Last year’s fall play, That’s the Spirit, featured a unique element with the use of a ventriloquist character. With Dracula, The Vampire Play, there is the special makeup work that needs to be done to mimic the wounds Dracula leaves on his victims.
However, more than the onstage work, selecting Dracula, The Vampire Play as the fall play is a nod to Padua’s past. The school’s first-ever fall play in 1992 was the original Dracula.
“This was the first play in our current rotation of fall play-spring musical, and this might be the last play in the gym before we’re in a new dedicated space for performing arts,” Malloy said. “There was the ability to do this nice full-circle moment on Halloween weekend with this really moody play and using a fog machine.”
While being performed on Halloween weekend, there will be no Friday night performance as to avoid any potential conflict with a first-round football playoff game. However, to make up for the lost Friday performance, Malloy and the cast added a Saturday matinee to the schedule.

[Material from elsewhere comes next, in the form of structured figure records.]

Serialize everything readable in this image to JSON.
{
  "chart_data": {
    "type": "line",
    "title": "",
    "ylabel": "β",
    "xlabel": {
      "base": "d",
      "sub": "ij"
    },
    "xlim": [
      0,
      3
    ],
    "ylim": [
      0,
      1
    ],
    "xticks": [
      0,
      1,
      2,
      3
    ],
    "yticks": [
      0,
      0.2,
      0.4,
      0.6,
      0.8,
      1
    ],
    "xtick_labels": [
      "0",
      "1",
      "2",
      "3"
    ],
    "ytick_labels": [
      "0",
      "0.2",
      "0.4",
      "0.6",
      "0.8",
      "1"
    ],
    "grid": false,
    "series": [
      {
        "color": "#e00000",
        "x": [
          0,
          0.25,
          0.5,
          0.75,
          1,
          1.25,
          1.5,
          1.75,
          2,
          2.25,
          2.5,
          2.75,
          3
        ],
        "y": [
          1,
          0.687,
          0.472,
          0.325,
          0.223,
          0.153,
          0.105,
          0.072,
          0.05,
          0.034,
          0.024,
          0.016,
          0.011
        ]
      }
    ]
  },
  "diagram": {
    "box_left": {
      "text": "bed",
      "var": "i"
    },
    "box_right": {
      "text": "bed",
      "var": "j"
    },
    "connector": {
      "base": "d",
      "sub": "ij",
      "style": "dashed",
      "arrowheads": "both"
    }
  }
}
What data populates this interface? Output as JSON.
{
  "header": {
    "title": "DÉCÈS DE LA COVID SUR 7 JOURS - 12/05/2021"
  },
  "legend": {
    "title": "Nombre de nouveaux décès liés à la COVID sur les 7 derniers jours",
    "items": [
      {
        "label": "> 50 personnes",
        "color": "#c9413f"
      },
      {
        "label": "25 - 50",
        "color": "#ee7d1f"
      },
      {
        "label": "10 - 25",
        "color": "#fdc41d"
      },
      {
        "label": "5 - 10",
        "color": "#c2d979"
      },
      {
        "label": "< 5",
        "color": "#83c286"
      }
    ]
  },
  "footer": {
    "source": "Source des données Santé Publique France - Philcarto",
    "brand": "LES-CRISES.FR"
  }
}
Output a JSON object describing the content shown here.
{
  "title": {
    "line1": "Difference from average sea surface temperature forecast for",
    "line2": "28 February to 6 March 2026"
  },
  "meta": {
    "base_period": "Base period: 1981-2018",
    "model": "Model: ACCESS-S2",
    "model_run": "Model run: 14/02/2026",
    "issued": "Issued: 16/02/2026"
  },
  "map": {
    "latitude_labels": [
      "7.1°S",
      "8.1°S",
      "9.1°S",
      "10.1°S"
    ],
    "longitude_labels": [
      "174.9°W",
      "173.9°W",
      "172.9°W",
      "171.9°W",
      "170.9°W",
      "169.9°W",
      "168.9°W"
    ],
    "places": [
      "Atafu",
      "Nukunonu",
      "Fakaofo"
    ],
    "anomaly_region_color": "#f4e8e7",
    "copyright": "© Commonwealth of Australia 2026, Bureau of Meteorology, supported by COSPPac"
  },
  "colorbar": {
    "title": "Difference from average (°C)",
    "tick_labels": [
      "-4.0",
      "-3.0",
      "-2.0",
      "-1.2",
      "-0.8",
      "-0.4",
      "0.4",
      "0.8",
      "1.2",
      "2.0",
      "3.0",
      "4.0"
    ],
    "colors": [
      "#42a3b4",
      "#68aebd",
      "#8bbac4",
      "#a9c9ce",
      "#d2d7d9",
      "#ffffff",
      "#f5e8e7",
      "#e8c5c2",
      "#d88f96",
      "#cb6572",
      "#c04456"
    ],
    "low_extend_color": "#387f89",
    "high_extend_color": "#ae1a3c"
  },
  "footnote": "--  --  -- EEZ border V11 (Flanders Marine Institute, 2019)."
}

Additionally, there will be a Wednesday Student Preview, where all Padua students are welcome to attend the free performance. That show will serve as Senior Night, where the 12th-grade students and their families will be recognized.
“My favorite thing that happens is you have a kid who comes in who’s really nervous, really tentative, and is looking for some place to belong. Enter theater,” Malloy said. “Maybe they’re really shy, and they’re really quiet, and then, by senior year, they’re one of the leaders on stage, they’re one of the leaders off stage.”
“They have these parts that are engaging and dynamic, and to hear their parents in that moment say, ‘You don’t know how much this program has done. You don’t know how much theater has done in terms of my kid finding friends, my kid feeling comfortable with themselves, my kid feeling confident in what they’re doing, my kid being able to advocate for themselves, my kid being able to stick to a schedule.’ The parents being able to reflect on the program is my personal favorite part of that night because over the course of time, I think they see the payoff of investing time and talent into a program like performing arts.”
Showtimes
- Thursday, October 30, 7:30 p.m.
- Saturday, November 1, 1:30 p.m.
- Saturday, November 1, 7:30 p.m.
- Sunday, November 2, 1:30 p.m.
- Sunday, November 2, 7:30 p.m.
Tickets:
Tickets will be available for purchase at a later date.